RUSH: Why not? A lot of other people do? Kent Conrad did; Richard Holbrooke did. There are six of you that did. Donna Shalala did. The point is, all you people have enough money. This should not happen. Don’t we always hear that we can raise taxes on the rich ’cause they have more than they need? Didn’t the Clintons say they got tax cuts they didn’t even ask for? These people were looking for a deal. The people that get freebies in their lives are the most greedy people you have ever met. Folks, trust me on this. I’ve seen it. The people who have grown up and have been given things — stars, athletes or whatever — they expect everything is going to be given to them. That’s how business was done. It’s what they learned. It’s what we know. This is a very powerful decision. Of course you call a CEO, and maybe he didn’t call the CEO, but the CEO called him. He’s chairman of the Senate Banking Committee. I’m going to tell you, if I went out to get a mortgage and I was getting a deal, I would know it.
You’re told what the rate is, and I guaran-damn-tee you the bank is going to say, ‘By the way, we’re going to knock a little off of this here, Mr. Limbaugh, because we enjoy your business.’
‘Yeah. We’re going to waive closing costs and we’re going to waive a point here off the interest rate.’

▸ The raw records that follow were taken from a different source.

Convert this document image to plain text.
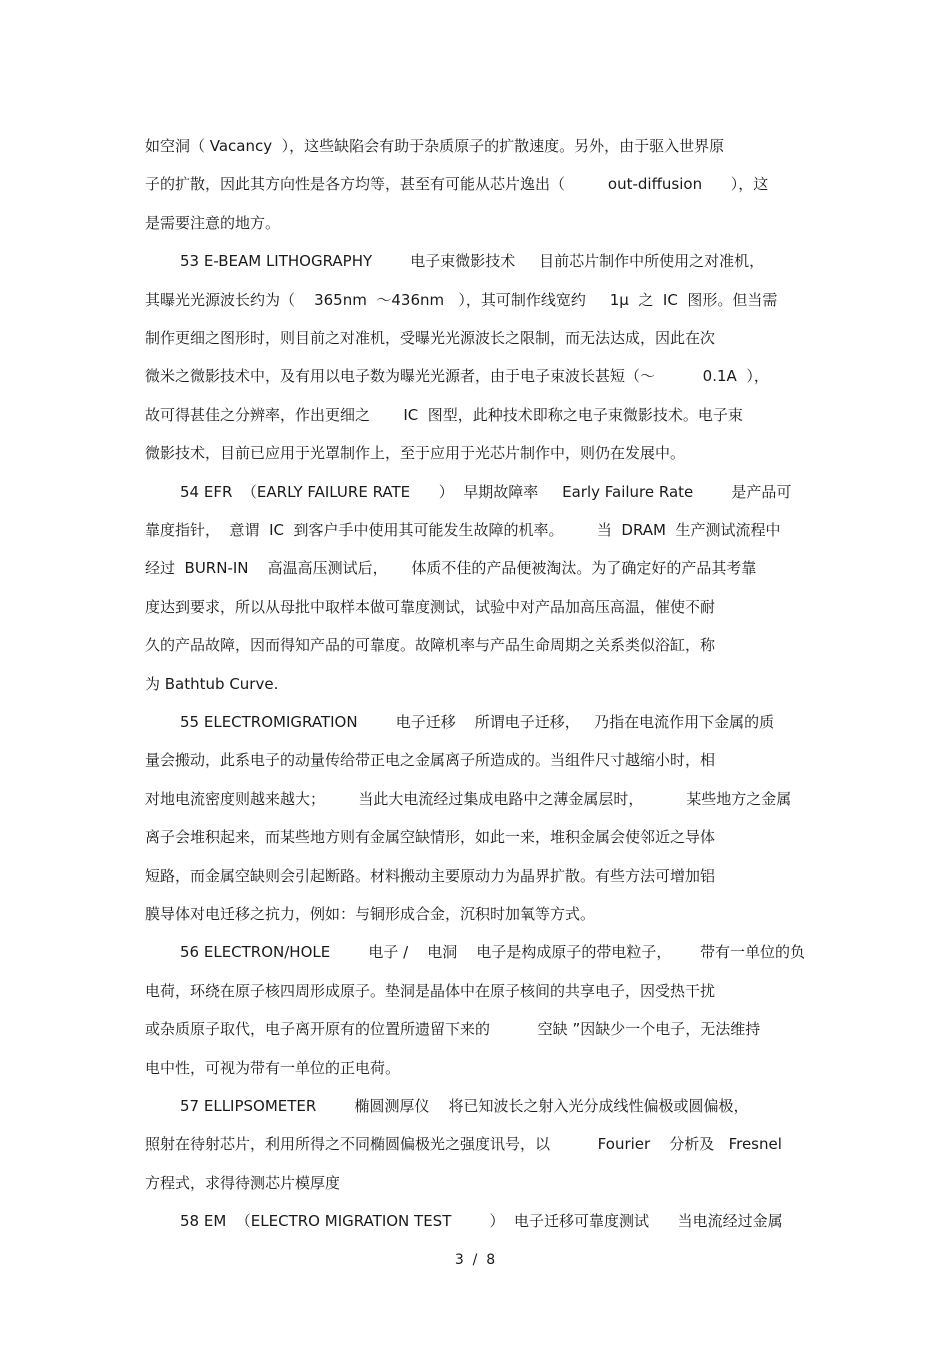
如空洞（ Vacancy  ），这些缺陷会有助于杂质原子的扩散速度。另外，由于驱入世界原
子的扩散，因此其方向性是各方均等，甚至有可能从芯片逸出（         out-diffusion      ），这
是需要注意的地方。
53 E-BEAM LITHOGRAPHY        电子束微影技术     目前芯片制作中所使用之对准机，
其曝光光源波长约为（    365nm  ～436nm   ），其可制作线宽约     1µ  之  IC  图形。但当需
制作更细之图形时，则目前之对准机，受曝光光源波长之限制，而无法达成，因此在次
微米之微影技术中，及有用以电子数为曝光光源者，由于电子束波长甚短（～          0.1A  ），
故可得甚佳之分辨率，作出更细之       IC  图型，此种技术即称之电子束微影技术。电子束
微影技术，目前已应用于光罩制作上，至于应用于光芯片制作中，则仍在发展中。
54 EFR  （EARLY FAILURE RATE      ）  早期故障率     Early Failure Rate        是产品可
靠度指针，  意谓  IC  到客户手中使用其可能发生故障的机率。       当  DRAM  生产测试流程中
经过  BURN-IN    高温高压测试后，     体质不佳的产品便被淘汰。为了确定好的产品其考靠
度达到要求，所以从母批中取样本做可靠度测试，试验中对产品加高压高温，催使不耐
久的产品故障，因而得知产品的可靠度。故障机率与产品生命周期之关系类似浴缸，称
为 Bathtub Curve.
55 ELECTROMIGRATION        电子迁移    所谓电子迁移，   乃指在电流作用下金属的质
量会搬动，此系电子的动量传给带正电之金属离子所造成的。当组件尺寸越缩小时，相
对地电流密度则越来越大；       当此大电流经过集成电路中之薄金属层时，         某些地方之金属
离子会堆积起来，而某些地方则有金属空缺情形，如此一来，堆积金属会使邻近之导体
短路，而金属空缺则会引起断路。材料搬动主要原动力为晶界扩散。有些方法可增加铝
膜导体对电迁移之抗力，例如：与铜形成合金，沉积时加氧等方式。
56 ELECTRON/HOLE        电子 /    电洞    电子是构成原子的带电粒子，      带有一单位的负
电荷，环绕在原子核四周形成原子。垫洞是晶体中在原子核间的共享电子，因受热干扰
或杂质原子取代，电子离开原有的位置所遗留下来的          空缺 ”因缺少一个电子，无法维持
电中性，可视为带有一单位的正电荷。
57 ELLIPSOMETER        椭圆测厚仪    将已知波长之射入光分成线性偏极或圆偏极，
照射在待射芯片，利用所得之不同椭圆偏极光之强度讯号，以          Fourier    分析及   Fresnel
方程式，求得待测芯片模厚度
58 EM  （ELECTRO MIGRATION TEST        ）  电子迁移可靠度测试      当电流经过金属
3  /  8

And then you walk out of there and you don’t even know it? (sigh) Culture of corruption? Really the funny thing is that these are people that are independently wealthy. Well, they may not be independently wealthy, but Richard Holbrooke is one of these guys that got one of these things, and so did Donna Shalala. And the culture of greed piece in the American Spectator today by the columnist called The Prowler quotes an ethics aide: ‘You have to keep in mind that for folks like Shalala and Holbrooke, there’s nothing wrong with what they did. They just got a sweet deal that the great unwashed probably couldn’t get. It’s just interesting to see all these people who financially are well off by any standard, getting caught up in something totally unnecessary.’ It’s not. This is my whole point. The rich and the powerful always demand a deal. That’s what rich and power is all about. They always want something that’s cut off. They want a better deal than the great unwashed. They think they’re entitled to it, for crying out loud! This makes total sense. They’re all Democrats — phony baloney, plastic banana, good-time rock ‘n’ rollers — who tell us and everybody else, ‘You shouldn’t object to a tax increase. You have more than you need.’ Seems like they never do, do they?